For $x \in [0,\frac{\pi}{2}]$, I try to bound the function $\frac{1}{(x-\frac{\pi}{2})^3+1} \leq \frac{1}{(x-\frac{\pi}{2})^3+\cos{x}} \leq \frac{1}{(x-\frac{\pi}{2})^3}$.
I can show $\int_{0}^{a}\frac{1}{(x-\frac{\pi}{2})^3} dx$ is divergent. But by comparison, I cannot say that the required function is also divergent.

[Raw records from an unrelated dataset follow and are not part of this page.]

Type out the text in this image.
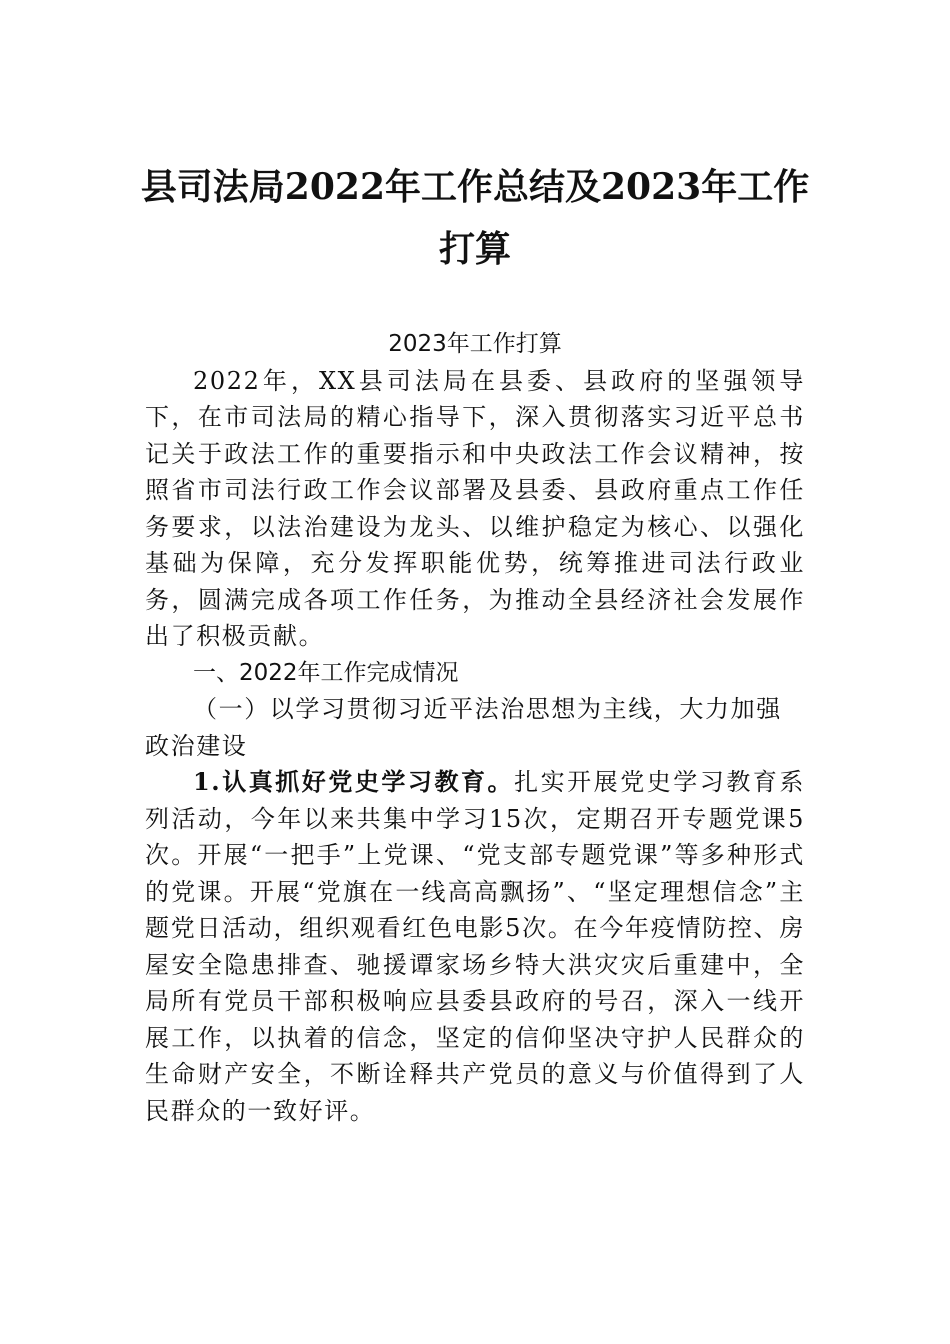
县司法局2022年工作总结及2023年工作打算

2023年工作打算

2022年，XX县司法局在县委、县政府的坚强领导下，在市司法局的精心指导下，深入贯彻落实习近平总书记关于政法工作的重要指示和中央政法工作会议精神，按照省市司法行政工作会议部署及县委、县政府重点工作任务要求，以法治建设为龙头、以维护稳定为核心、以强化基础为保障，充分发挥职能优势，统筹推进司法行政业务，圆满完成各项工作任务，为推动全县经济社会发展作出了积极贡献。

一、2022年工作完成情况

（一）以学习贯彻习近平法治思想为主线，大力加强政治建设

1.认真抓好党史学习教育。扎实开展党史学习教育系列活动，今年以来共集中学习15次，定期召开专题党课5次。开展“一把手”上党课、“党支部专题党课”等多种形式的党课。开展“党旗在一线高高飘扬”、“坚定理想信念”主题党日活动，组织观看红色电影5次。在今年疫情防控、房屋安全隐患排查、驰援谭家场乡特大洪灾灾后重建中，全局所有党员干部积极响应县委县政府的号召，深入一线开展工作，以执着的信念，坚定的信仰坚决守护人民群众的生命财产安全，不断诠释共产党员的意义与价值得到了人民群众的一致好评。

How can I continue to show that the function is divergent? Thanks~
One approach may be to change variables to $u = x-\pi/2$ $$ \begin{split} \int_0^\pi \frac{dx}{(x-\frac{\pi}{2})^3+\cos{x}} &= \int_{-\pi/2}^{\pi/2} \frac{du}{u^3+\cos(u + \pi/2)} \\ &= \int_{-\pi/2}^{\pi/2} \frac{du}{u^3-\sin u} \\ &= 2 \int_0^{\pi/2} \frac{du}{u^3-\sin u}, \end{split} $$ where the last step is because the integrand is odd. Now over $[0,\pi/2]$ we have $\sin u \le 1$ so $u^3 - 1 \le u^3-\sin x$ therefore, $$ \int_0^{\pi/2} \frac{du}{u^3-\sin u} \ge \int_0^{\pi/2} \frac{du}{u^3-1}, $$ which you can integrate analytically by factoring the denominator and applying partial fractions. It will diverge.